Growing up in utah, Barbara Kenny knew something was very wrong with her feelings for other girls. She knew it from her mother, an advertising executive who made the teenager promise never to tell anyone in their family or in their meticulously Mormon home town that she was gay. She knew it from her best friend's father, who bitterly called the 15-year-old Barbara a "lesbian" and said she'd better stay away from his daughter. Barbara says she had no idea what a lesbian was or what she'd done to prompt his tirade. She says she tried to end her life, gulping down a handful of sleeping pills during last period at school. She went home and slept for so long her parents figured out something was wrong and called for the family doctor.
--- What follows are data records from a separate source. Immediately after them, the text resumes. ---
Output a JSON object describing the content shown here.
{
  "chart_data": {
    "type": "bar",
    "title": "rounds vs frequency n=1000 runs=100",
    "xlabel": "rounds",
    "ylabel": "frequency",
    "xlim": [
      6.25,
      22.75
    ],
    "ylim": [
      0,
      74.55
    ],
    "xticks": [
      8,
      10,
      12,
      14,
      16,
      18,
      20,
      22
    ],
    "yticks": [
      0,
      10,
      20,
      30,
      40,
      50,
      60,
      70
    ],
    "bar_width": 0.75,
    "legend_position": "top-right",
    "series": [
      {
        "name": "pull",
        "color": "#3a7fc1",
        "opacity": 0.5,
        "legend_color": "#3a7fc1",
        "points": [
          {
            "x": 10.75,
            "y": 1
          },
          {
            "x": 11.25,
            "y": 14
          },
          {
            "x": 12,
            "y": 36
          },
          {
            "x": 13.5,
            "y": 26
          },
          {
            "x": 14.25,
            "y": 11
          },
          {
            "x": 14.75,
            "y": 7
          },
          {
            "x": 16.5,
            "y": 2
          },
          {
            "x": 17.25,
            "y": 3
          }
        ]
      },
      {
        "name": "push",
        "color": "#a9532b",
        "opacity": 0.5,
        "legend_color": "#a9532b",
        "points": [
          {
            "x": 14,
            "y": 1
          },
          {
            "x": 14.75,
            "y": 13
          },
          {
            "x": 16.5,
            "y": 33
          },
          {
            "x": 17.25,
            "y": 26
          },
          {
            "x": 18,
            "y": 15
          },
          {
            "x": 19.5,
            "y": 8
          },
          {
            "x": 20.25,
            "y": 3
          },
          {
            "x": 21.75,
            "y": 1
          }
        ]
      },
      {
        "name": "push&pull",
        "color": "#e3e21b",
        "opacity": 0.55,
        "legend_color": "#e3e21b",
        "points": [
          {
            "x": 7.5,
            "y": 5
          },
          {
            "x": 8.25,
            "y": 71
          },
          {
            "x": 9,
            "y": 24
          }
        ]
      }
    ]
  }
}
She remembers being half out of it as the doctor talked to her about libido and how sometimes "we get attached to the wrong people." There were more suicide attempts throughout her teens, involving razor blades and trips to the emergency room. She tried to run away, she says, but her father brought her home to Salt Lake City, a place where right and wrong were crystal clear.
Barbara knew Tibby Middleton from their sophomore world history class at East High. Petite and pretty with short blond hair, Tibby was active in the Mormon church and married right out of college in 1959. Even then, Tibby says, she knew she was physically and emotionally attracted to women, but she desperately wanted to live up to what was expected of her. She taught English for a couple of years before having two children, James and Holly, and staying home to care for them.
By then, Barbara was wandering in search of herself. She became a carhop in Los Angeles, a grocery checker in Denver, a taxi driver in Baltimore. A black-and-white photo of that period shows her in her twenties, wearing a moody, James Dean-like expression and an Army shirt on which she had written "Pilgrim," after a Kurt Vonnegut character who lives in two worlds, lonely in each.